Author Topic: Speed testing algos  (Read 661 times)

LordAdef

  • Member
  • ***
  • Posts: 255
Re: Speed testing algos
« Reply #15 on: March 27, 2017, 04:08:54 PM »
Thanks to Mineiro´s tips, I managed to squeeze some good ms from the algo.
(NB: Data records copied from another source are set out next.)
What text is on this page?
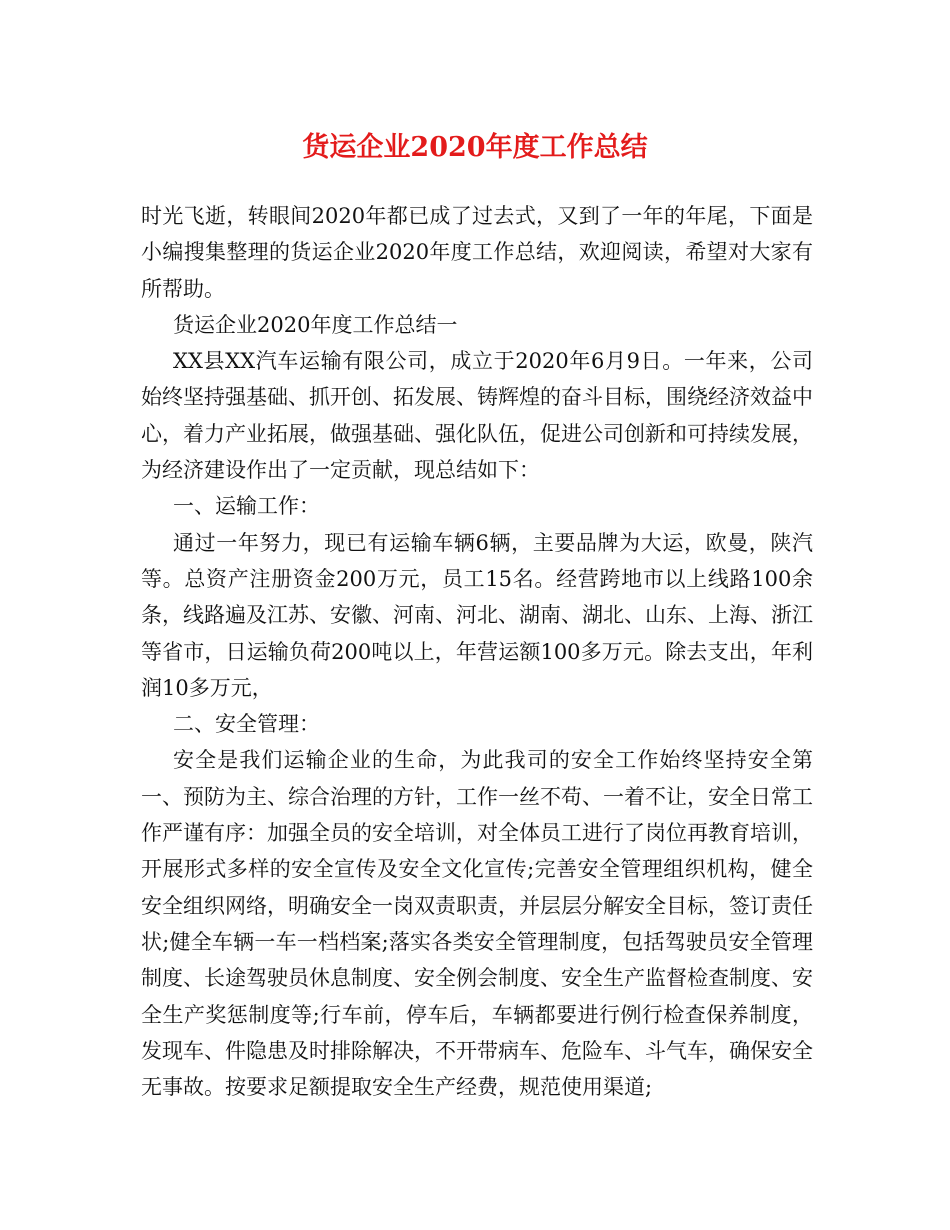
货运企业2020年度工作总结

时光飞逝，转眼间2020年都已成了过去式，又到了一年的年尾，下面是小编搜集整理的货运企业2020年度工作总结，欢迎阅读，希望对大家有所帮助。

货运企业2020年度工作总结一

XX县XX汽车运输有限公司，成立于2020年6月9日。一年来，公司始终坚持强基础、抓开创、拓发展、铸辉煌的奋斗目标，围绕经济效益中心，着力产业拓展，做强基础、强化队伍，促进公司创新和可持续发展，为经济建设作出了一定贡献，现总结如下：

一、运输工作：

通过一年努力，现已有运输车辆6辆，主要品牌为大运，欧曼，陕汽等。总资产注册资金200万元，员工15名。经营跨地市以上线路100余条，线路遍及江苏、安徽、河南、河北、湖南、湖北、山东、上海、浙江等省市，日运输负荷200吨以上，年营运额100多万元。除去支出，年利润10多万元，

二、安全管理：

安全是我们运输企业的生命，为此我司的安全工作始终坚持安全第一、预防为主、综合治理的方针，工作一丝不苟、一着不让，安全日常工作严谨有序：加强全员的安全培训，对全体员工进行了岗位再教育培训，开展形式多样的安全宣传及安全文化宣传;完善安全管理组织机构，健全安全组织网络，明确安全一岗双责职责，并层层分解安全目标，签订责任状;健全车辆一车一档档案;落实各类安全管理制度，包括驾驶员安全管理制度、长途驾驶员休息制度、安全例会制度、安全生产监督检查制度、安全生产奖惩制度等;行车前，停车后，车辆都要进行例行检查保养制度，发现车、件隐患及时排除解决，不开带病车、危险车、斗气车，确保安全无事故。按要求足额提取安全生产经费，规范使用渠道;
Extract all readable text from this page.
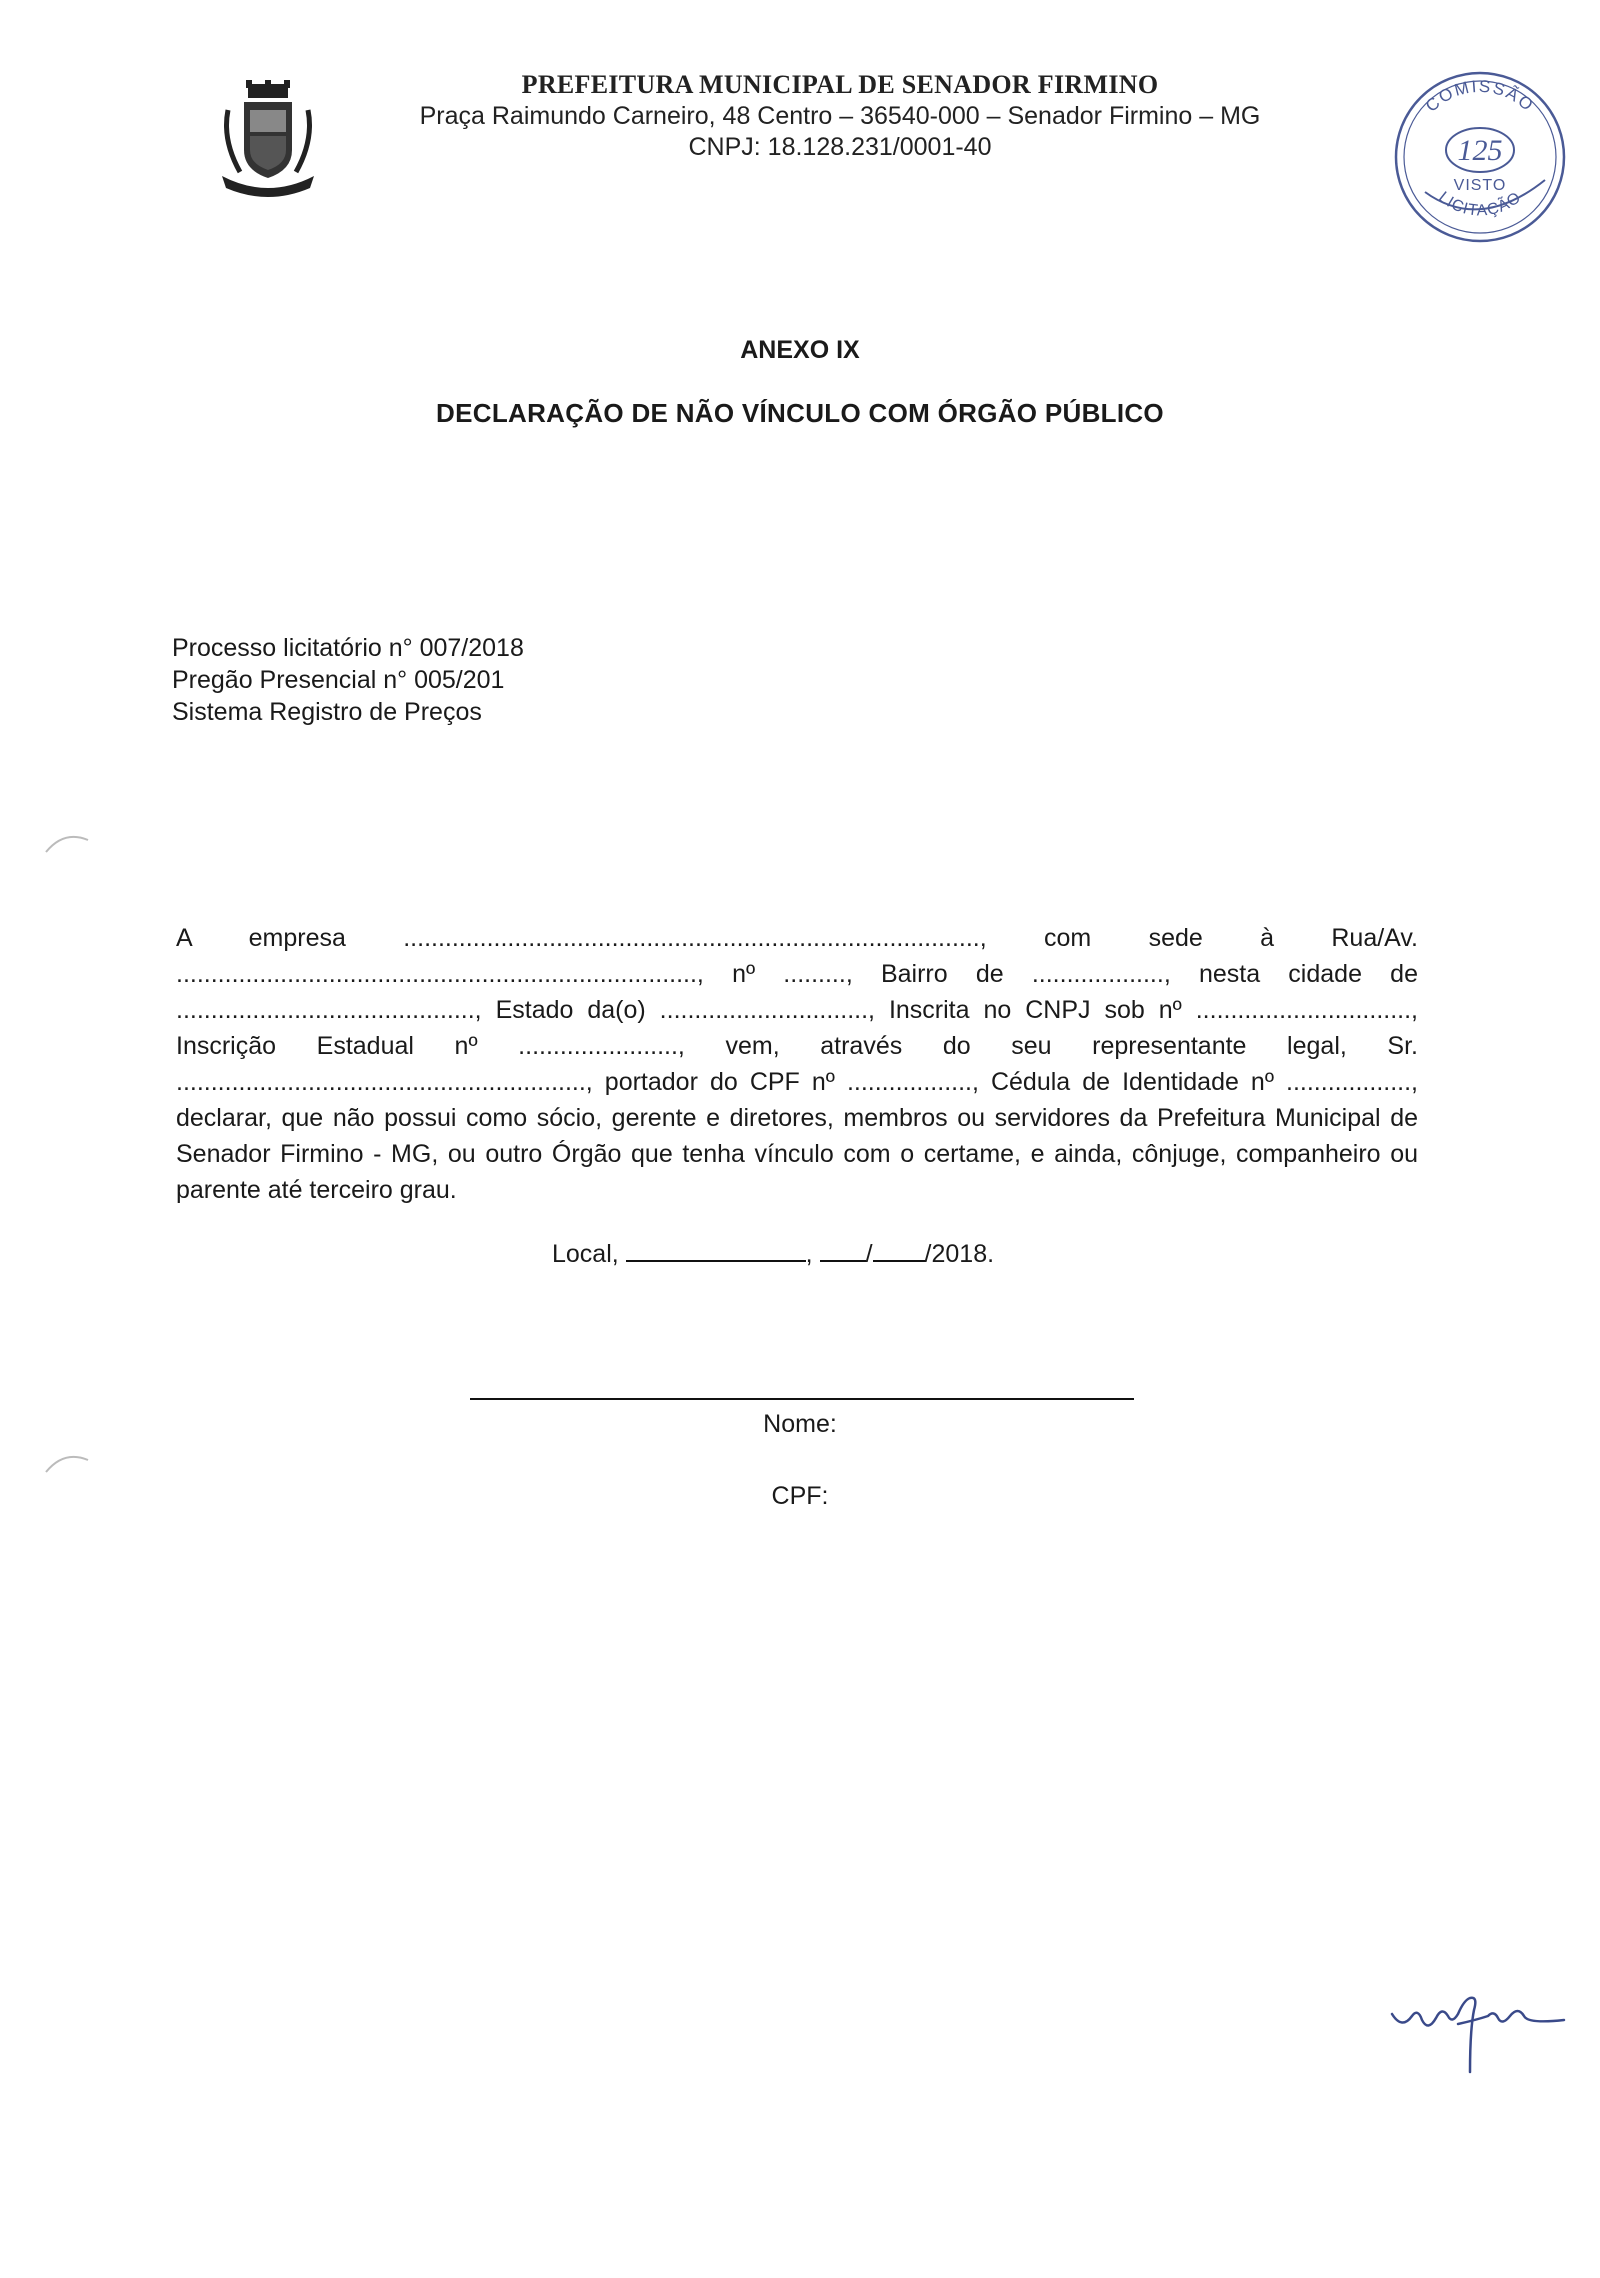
PREFEITURA MUNICIPAL DE SENADOR FIRMINO
Praça Raimundo Carneiro, 48 Centro – 36540-000 – Senador Firmino – MG
CNPJ: 18.128.231/0001-40
COMISSÃO
125
VISTO
LICITAÇÃO
ANEXO IX
DECLARAÇÃO DE NÃO VÍNCULO COM ÓRGÃO PÚBLICO
Processo licitatório n° 007/2018
Pregão Presencial n° 005/201
Sistema Registro de Preços
A empresa ..................................................................................., com sede à Rua/Av. ..........................................................................., nº ........., Bairro de ..................., nesta cidade de ..........................................., Estado da(o) .............................., Inscrita no CNPJ sob nº ..............................., Inscrição Estadual nº ......................., vem, através do seu representante legal, Sr. ..........................................................., portador do CPF nº .................., Cédula de Identidade nº .................., declarar, que não possui como sócio, gerente e diretores, membros ou servidores da Prefeitura Municipal de Senador Firmino - MG, ou outro Órgão que tenha vínculo com o certame, e ainda, cônjuge, companheiro ou parente até terceiro grau.
Local,	, / /2018.
Nome:
CPF:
I took his dword example above but changed with a little trick I think saved me some time. Instead of doing the dword copy loop and then the byte to byte for the remainders, I rolled the dword loop 1 step beyond my target. Afterwards, I set my ptr index back. Although I will be rewriting 1 or 2 bytes, I got rid of a lot of code:

Quote
      mUNROLL3 MACRO   ;NEW
         ; copy dword chunks + 1 dword
         ; edi is brought back overwritting the extra bytes
      xor eax, eax
      .IF ecx == 64
         @@:
         cmp eax, ebx
         ja @F                           ; it goes beyond ebx
         mov dword ptr [edi+eax],"@@@@"
         add eax, 4
         jmp @B
        @@:
         add edi, ebx   

The history of my timings step by step (resumed, full list in the zip):
Quote
New Algo: 103 ms       Old Algo: 97 ms
 New Algo: 102 ms       Old Algo: 96 ms
 New Algo: 102 ms       Old Algo: 97 ms

after using "NEG":
   .mUNROLLdword was slower, using mUNROLL
   .SHR/SHL was slower

 New Algo: 98 ms        Old Algo: 103 ms
 New Algo: 98 ms        Old Algo: 102 ms
 New Algo: 98 ms        Old Algo: 102 ms

after optm tChar for ecx mUNROLL2:

New Algo: 96 ms        Old Algo: 99 ms
New Algo: 94 ms        Old Algo: 104 ms
New Algo: 92 ms        Old Algo: 98 ms

after exchanging tChar for ecx:
New Algo: 91 ms        Old Algo: 97 ms
New Algo: 93 ms        Old Algo:134 ms
New Algo: 93 ms        Old Algo: 97 ms

after xor tChar, 01100000b
New Algo: 91 ms        Old Algo: 98 ms
New Algo: 90 ms        Old Algo: 97 ms
New Algo: 91 ms        Old Algo: 98 ms

after using the adapted Mineiro´s dword copy code
   .got rid of tChar local. Using ECX
New Algo: 65 ms        Old Algo: 102 ms
New Algo: 65 ms        Old Algo: 98 ms
New Algo: 66 ms        Old Algo: 102 ms

after making LineLenght an EQU
New Algo: 65 ms        Old Algo: 96 ms
New Algo: 64 ms        Old Algo: 96 ms
New Algo: 64 ms        Old Algo: 97 ms

I left old code commented for comparison reasons.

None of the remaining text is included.